By Amy Wechsler
If you are contemplating divorce or separation, you may talk to friends and research on-line to get a sense of what the law provides and what other people do in similar situations. So, if the information you seek is available on the internet, why would you need a lawyer? Here are a few reasons why.
Read more by Amy Wechsler, Esq. here: https://www.theconnectionsnj.com/are-you-still-responsible-to-pay-child-support-for-your-high-school-graduate/
– Accuracy. A client told me he read that New Jersey law set a formula to determine alimony. That’s not accurate, so I questioned the source of this misinformation. He said he had read it in a highly regarded State Bar publication, but that’s not actually what the article said. It only discussed pros and cons of possible alimony guidelines, which we do not have in NJ. I was able to correct the misunderstanding and have a meaningful discussion with him about how alimony is, in fact, determined in New Jersey.
– Analysis. Cases decided by courts provide guidance, but every family is different. Lawyers are trained to draw distinctions – which is critical to good legal analysis — to show how our client’s circumstances differ from the facts reported in cases. A judicial opinion that at first appears unfavorable to our client may, in fact, be distinguishable and so it would not even apply to our case.
– Understanding Consequences. Experienced lawyers know the potential pitfalls of inadequate judicial decisions and negotiated settlements. Clients come to us months or years after divorce when they encounter unanticipated consequences of court orders or agreements. This may be due to poor drafting or failure to anticipate predictable eventualities. Lawyers can draft comprehensive and detailed agreements that address future events or changes, helping to limit later conflict.
– Negotiation. Lawyers can negotiate sensitive family issues without being caught up in the emotional dynamic of a couple. Lawyers know the risks of taking a case to trial and appreciate that the law looks at both sides of a question. Understanding risks help lawyers more effectively negotiate on behalf of clients.

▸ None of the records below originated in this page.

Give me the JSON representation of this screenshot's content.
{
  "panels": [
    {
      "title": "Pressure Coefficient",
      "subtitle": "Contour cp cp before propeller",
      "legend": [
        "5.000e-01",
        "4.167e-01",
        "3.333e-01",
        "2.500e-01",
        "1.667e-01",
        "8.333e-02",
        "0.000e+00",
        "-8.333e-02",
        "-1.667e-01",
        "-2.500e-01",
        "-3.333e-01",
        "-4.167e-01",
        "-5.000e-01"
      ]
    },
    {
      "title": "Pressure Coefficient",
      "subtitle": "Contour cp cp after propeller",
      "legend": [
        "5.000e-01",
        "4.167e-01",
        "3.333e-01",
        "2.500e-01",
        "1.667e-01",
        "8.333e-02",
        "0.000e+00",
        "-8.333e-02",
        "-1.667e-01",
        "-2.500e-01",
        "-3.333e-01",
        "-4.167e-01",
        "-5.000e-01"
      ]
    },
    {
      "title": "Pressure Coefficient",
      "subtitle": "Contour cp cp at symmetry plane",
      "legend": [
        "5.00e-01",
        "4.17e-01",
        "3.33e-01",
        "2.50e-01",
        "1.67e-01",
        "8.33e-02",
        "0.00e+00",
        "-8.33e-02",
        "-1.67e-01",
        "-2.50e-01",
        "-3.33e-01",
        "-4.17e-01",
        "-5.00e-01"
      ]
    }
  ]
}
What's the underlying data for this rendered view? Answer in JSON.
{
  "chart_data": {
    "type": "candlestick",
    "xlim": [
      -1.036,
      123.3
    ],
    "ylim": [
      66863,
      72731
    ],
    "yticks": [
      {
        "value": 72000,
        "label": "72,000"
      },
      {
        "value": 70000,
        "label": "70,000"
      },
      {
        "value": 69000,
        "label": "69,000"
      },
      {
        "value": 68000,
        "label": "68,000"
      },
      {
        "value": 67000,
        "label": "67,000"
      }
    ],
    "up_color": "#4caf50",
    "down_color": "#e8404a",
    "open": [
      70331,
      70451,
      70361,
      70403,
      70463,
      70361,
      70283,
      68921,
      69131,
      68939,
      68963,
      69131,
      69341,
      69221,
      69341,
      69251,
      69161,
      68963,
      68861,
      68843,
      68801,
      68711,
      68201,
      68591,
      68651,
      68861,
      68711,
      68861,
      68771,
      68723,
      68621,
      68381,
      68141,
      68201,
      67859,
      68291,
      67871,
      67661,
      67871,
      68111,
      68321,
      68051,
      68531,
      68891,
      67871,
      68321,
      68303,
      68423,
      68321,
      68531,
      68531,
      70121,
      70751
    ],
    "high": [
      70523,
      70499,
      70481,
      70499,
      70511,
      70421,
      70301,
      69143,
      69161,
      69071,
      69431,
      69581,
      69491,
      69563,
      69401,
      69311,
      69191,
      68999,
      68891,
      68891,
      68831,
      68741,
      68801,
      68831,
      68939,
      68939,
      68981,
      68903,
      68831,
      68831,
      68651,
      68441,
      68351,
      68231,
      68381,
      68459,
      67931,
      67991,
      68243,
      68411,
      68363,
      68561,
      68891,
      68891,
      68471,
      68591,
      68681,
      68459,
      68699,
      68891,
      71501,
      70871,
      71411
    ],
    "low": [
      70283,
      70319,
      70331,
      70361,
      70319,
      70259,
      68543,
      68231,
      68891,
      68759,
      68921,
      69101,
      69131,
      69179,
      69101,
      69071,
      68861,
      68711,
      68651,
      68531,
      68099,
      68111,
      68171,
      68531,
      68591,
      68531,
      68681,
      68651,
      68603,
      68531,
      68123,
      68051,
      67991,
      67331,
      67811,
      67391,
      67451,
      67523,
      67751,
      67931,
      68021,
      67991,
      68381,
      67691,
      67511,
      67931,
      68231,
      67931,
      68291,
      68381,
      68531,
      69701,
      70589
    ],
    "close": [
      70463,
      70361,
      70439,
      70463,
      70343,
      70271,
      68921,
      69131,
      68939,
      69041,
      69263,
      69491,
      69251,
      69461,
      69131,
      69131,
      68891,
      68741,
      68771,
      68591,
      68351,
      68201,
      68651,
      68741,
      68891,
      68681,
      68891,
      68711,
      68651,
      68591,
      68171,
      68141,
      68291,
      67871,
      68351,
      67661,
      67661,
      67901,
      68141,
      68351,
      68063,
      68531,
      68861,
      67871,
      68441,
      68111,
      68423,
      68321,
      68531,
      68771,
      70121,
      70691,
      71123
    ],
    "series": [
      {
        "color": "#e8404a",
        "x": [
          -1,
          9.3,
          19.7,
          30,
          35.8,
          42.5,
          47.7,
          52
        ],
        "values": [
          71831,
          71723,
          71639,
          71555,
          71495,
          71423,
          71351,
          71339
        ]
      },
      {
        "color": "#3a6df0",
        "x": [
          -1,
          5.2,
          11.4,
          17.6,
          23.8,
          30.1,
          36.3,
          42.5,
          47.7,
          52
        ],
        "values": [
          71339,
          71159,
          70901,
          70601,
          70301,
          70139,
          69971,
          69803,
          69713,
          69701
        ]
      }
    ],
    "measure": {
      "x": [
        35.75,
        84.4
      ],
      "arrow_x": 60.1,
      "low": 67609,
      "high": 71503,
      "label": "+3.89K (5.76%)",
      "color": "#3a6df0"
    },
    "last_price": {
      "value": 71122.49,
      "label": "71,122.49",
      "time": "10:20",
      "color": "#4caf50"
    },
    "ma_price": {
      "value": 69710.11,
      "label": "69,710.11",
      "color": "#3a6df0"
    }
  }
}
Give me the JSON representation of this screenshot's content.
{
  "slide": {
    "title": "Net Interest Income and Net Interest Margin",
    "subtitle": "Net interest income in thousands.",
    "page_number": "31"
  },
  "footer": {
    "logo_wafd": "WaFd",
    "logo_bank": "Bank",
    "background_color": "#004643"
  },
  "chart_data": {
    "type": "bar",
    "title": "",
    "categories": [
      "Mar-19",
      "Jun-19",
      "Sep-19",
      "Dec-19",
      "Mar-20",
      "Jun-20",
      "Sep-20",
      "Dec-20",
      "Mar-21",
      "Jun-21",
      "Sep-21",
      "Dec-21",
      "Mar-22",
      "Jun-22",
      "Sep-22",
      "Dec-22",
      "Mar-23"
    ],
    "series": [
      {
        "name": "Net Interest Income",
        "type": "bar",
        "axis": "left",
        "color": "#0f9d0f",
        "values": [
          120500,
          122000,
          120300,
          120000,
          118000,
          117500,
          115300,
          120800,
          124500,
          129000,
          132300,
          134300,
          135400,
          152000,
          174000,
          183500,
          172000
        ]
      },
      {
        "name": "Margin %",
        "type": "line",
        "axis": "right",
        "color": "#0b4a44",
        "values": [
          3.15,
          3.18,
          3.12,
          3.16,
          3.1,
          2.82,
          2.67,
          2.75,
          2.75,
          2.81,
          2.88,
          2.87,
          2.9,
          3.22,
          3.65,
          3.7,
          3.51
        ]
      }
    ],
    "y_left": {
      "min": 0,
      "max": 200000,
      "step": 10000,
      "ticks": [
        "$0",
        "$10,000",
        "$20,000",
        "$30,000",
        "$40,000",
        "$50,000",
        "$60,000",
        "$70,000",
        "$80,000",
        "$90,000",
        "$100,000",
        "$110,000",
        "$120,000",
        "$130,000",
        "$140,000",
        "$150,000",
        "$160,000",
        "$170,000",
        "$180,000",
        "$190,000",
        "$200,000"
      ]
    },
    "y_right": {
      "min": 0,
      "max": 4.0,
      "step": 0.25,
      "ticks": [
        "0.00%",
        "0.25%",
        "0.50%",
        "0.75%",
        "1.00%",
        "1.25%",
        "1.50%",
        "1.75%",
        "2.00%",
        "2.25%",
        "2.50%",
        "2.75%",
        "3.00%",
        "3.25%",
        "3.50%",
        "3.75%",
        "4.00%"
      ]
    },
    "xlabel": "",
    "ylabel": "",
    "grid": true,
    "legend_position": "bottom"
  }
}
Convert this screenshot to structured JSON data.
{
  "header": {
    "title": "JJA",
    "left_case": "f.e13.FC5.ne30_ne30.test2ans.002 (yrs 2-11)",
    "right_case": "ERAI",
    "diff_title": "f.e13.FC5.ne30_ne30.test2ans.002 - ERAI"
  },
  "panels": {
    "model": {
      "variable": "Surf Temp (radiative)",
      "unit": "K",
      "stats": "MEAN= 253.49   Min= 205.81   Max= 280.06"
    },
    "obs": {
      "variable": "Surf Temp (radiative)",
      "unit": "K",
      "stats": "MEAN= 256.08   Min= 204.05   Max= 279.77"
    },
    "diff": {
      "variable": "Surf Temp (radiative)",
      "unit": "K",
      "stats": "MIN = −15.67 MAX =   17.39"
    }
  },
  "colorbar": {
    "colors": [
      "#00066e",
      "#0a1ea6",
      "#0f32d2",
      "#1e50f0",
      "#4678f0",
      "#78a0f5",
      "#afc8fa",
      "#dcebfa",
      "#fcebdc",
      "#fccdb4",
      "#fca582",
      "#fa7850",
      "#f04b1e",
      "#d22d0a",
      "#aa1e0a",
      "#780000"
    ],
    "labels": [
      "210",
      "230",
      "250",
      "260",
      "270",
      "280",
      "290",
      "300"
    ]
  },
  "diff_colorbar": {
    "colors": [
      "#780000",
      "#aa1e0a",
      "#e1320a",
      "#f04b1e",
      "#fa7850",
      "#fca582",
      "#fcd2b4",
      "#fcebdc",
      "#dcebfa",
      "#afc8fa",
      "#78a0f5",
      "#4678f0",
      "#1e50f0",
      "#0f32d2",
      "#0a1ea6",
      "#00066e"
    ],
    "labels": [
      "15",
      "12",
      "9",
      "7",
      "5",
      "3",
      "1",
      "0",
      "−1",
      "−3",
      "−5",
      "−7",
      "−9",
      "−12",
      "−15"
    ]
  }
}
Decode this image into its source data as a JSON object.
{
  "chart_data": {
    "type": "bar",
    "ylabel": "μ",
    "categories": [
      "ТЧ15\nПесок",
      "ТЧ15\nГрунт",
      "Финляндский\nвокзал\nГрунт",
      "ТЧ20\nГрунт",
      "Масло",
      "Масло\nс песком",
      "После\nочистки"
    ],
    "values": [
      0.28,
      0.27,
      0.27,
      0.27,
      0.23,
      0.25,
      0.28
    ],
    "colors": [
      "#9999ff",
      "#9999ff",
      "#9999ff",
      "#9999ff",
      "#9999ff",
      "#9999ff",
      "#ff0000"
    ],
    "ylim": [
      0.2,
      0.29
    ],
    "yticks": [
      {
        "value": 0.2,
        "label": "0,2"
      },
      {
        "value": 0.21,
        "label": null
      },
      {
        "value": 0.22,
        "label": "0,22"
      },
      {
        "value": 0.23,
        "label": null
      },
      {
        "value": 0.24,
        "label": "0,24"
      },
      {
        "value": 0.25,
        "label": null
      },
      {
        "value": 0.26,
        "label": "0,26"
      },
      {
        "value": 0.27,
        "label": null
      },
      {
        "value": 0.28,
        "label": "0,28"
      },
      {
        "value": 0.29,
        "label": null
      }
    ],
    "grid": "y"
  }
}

– Realistic Expectations. In the midst of an upsetting situation, clients may expect or demand results out of fear, panic, or anger. They hear of other people’s experiences or surf the internet for articles that lead them to believe they can win at all costs, without realizing how devastating those costs can be. Lawyers can bring reason to the table. It is our job to explain to clients the reasonable range of likely results and how those results will affect them and their family, on both a short-term and a long-term basis. Clients who see the viability of different options are better prepared to reach practical settlements, or make reasoned decisions to take a case to trial. Lawyers can fight for the stars, but, when we do, we should make sure our clients know not to expect them.
– Support. We should never underestimate the importance of caring about clients and what happens to them in both the legal process and in the results we achieve for them. With the stress of divorce or separation, clients benefit from being treated with patience and respect. When we and our staff are professional, caring, responsive and respectful, clients are better served. They can’t get that on the internet — at least not yet.